Part of the issue is “the way that fashion separates the animal from the final product”, says Håkansson, whose organisation consulted with Copenhagen fashion week alongside World Animal Protection to persuade them to enact this policy. While researching feathers recently, she showed people a photo of a dress that had trimming made from ostrich feathers. The vast majority didn’t identify them correctly. The same is also true for brands. Last year, her investigation found that retailers including Asos, Boohoo and Selfridges had mislabelled real feathers as “faux”.
Putting cruelty to one side, even if consumers do recognise feathers as animal-derived, or exotic skins as coming from crocodiles, La Manna highlights a cognitive dissonance: “We constantly withdraw ourselves from the realities of what goes into our clothes, whether that’s workers’ rights abuses, whether that’s gender-based violence, and of course animal cruelty.”
She also thinks that people in the west are conditioned to be less likely to have a problem with cruelty towards a cold-blooded reptile than a furry mammal.
Håkansson agrees that there’s an emotional barrier: “It’s really difficult for people to connect with the reality that a crocodile or a snake is absolutely sentient in the same way that a fox or a mink is,” she says.
But for all the progress in the case of fur, even in that area there has been a backslide. “I think it’s honestly because the cool girls have started wearing it again,” says Le Manna.
Not least to blame is the mob wife trend, which has seen massive fur coats and Sopranos-chic in vogue. “TikTok is all over this recycling your grandma’s fur,” said Hillary Taymour, the designer of the ethically minded brand Collina Strada. “This is jumpstarting a resurgence in the use of fur and faux fur in the industry. The trend is spreading like wildfire, and we saw it all over the fall collections.”
While there is emphasis on rewearing vintage furs and upcycling materials, Taymour believes that it is the glamorisation that is “ultimately harmful. By creating and standing behind the trend, you are welcoming fast-fashion houses to run with [it].”
Håkansson also believes that there has been a push by the industry to say that these materials, such as fur and leather, are natural as opposed to fossil fuel-derived synthetic materials. But, she points out, they are no longer biodegradable once they have been processed.

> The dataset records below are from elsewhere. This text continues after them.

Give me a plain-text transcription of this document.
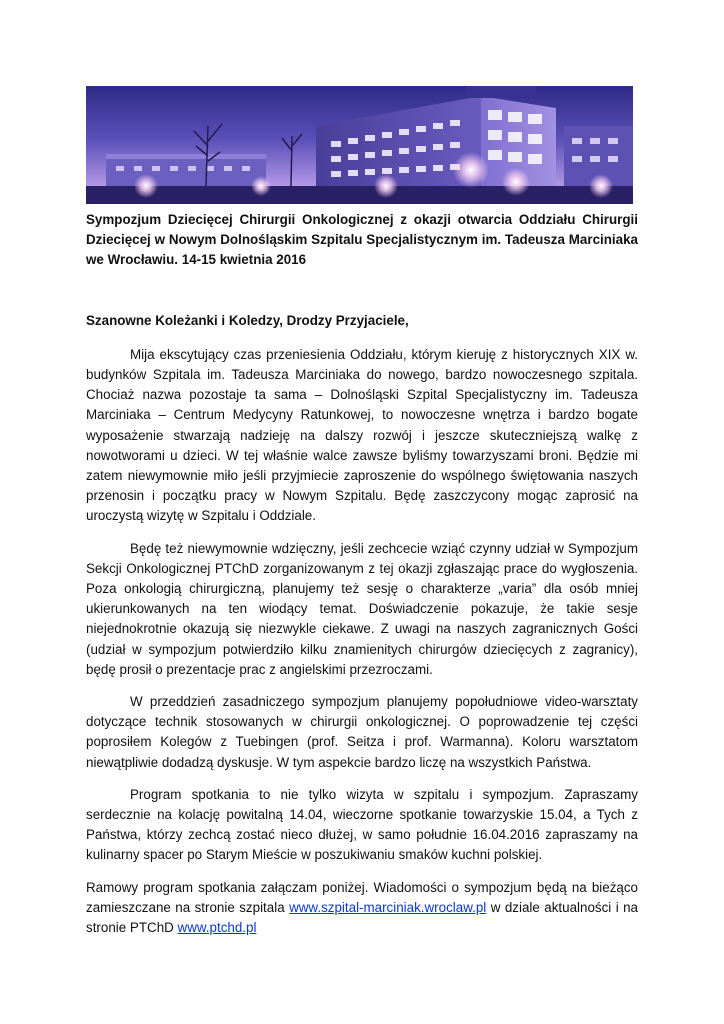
Sympozjum Dziecięcej Chirurgii Onkologicznej z okazji otwarcia Oddziału Chirurgii Dziecięcej w Nowym Dolnośląskim Szpitalu Specjalistycznym im. Tadeusza Marciniaka we Wrocławiu. 14-15 kwietnia 2016

Szanowne Koleżanki i Koledzy, Drodzy Przyjaciele,

Mija ekscytujący czas przeniesienia Oddziału, którym kieruję z historycznych XIX w. budynków Szpitala im. Tadeusza Marciniaka do nowego, bardzo nowoczesnego szpitala. Chociaż nazwa pozostaje ta sama – Dolnośląski Szpital Specjalistyczny im. Tadeusza Marciniaka – Centrum Medycyny Ratunkowej, to nowoczesne wnętrza i bardzo bogate wyposażenie stwarzają nadzieję na dalszy rozwój i jeszcze skuteczniejszą walkę z nowotworami u dzieci. W tej właśnie walce zawsze byliśmy towarzyszami broni. Będzie mi zatem niewymownie miło jeśli przyjmiecie zaproszenie do wspólnego świętowania naszych przenosin i początku pracy w Nowym Szpitalu. Będę zaszczycony mogąc zaprosić na uroczystą wizytę w Szpitalu i Oddziale.

Będę też niewymownie wdzięczny, jeśli zechcecie wziąć czynny udział w Sympozjum Sekcji Onkologicznej PTChD zorganizowanym z tej okazji zgłaszając prace do wygłoszenia. Poza onkologią chirurgiczną, planujemy też sesję o charakterze „varia” dla osób mniej ukierunkowanych na ten wiodący temat. Doświadczenie pokazuje, że takie sesje niejednokrotnie okazują się niezwykle ciekawe. Z uwagi na naszych zagranicznych Gości (udział w sympozjum potwierdziło kilku znamienitych chirurgów dziecięcych z zagranicy), będę prosił o prezentacje prac z angielskimi przezroczami.

W przeddzień zasadniczego sympozjum planujemy popołudniowe video-warsztaty dotyczące technik stosowanych w chirurgii onkologicznej. O poprowadzenie tej części poprosiłem Kolegów z Tuebingen (prof. Seitza i prof. Warmanna). Koloru warsztatom niewątpliwie dodadzą dyskusje. W tym aspekcie bardzo liczę na wszystkich Państwa.

Program spotkania to nie tylko wizyta w szpitalu i sympozjum. Zapraszamy serdecznie na kolację powitalną 14.04, wieczorne spotkanie towarzyskie 15.04, a Tych z Państwa, którzy zechcą zostać nieco dłużej, w samo południe 16.04.2016 zapraszamy na kulinarny spacer po Starym Mieście w poszukiwaniu smaków kuchni polskiej.

Ramowy program spotkania załączam poniżej. Wiadomości o sympozjum będą na bieżąco zamieszczane na stronie szpitala www.szpital-marciniak.wroclaw.pl w dziale aktualności i na stronie PTChD www.ptchd.pl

The regression on fur may be linked to a broader trend of sustainability issues, so dominant in the fashion industry a few years ago, moving into the background. Håkansson suspects fatigue. “There was that early pandemic era, where there were dolphins in Venice, and everyone was excited about what the world could be. And then we just got a bit tired and went back into hyper-capitalist mode.”
Taymour agrees that the conversation has quieted, citing increases in costs to produce garments, particularly sustainable ones, since the pandemic. “Large companies have fizzled out the conversation to continue to make margins,” she says.
Håkansson hopes that people become more patient. “There’s a feeling that solutions, if they don’t happen overnight, won’t work.” But, she said, “people need to be willing to play a longer game.”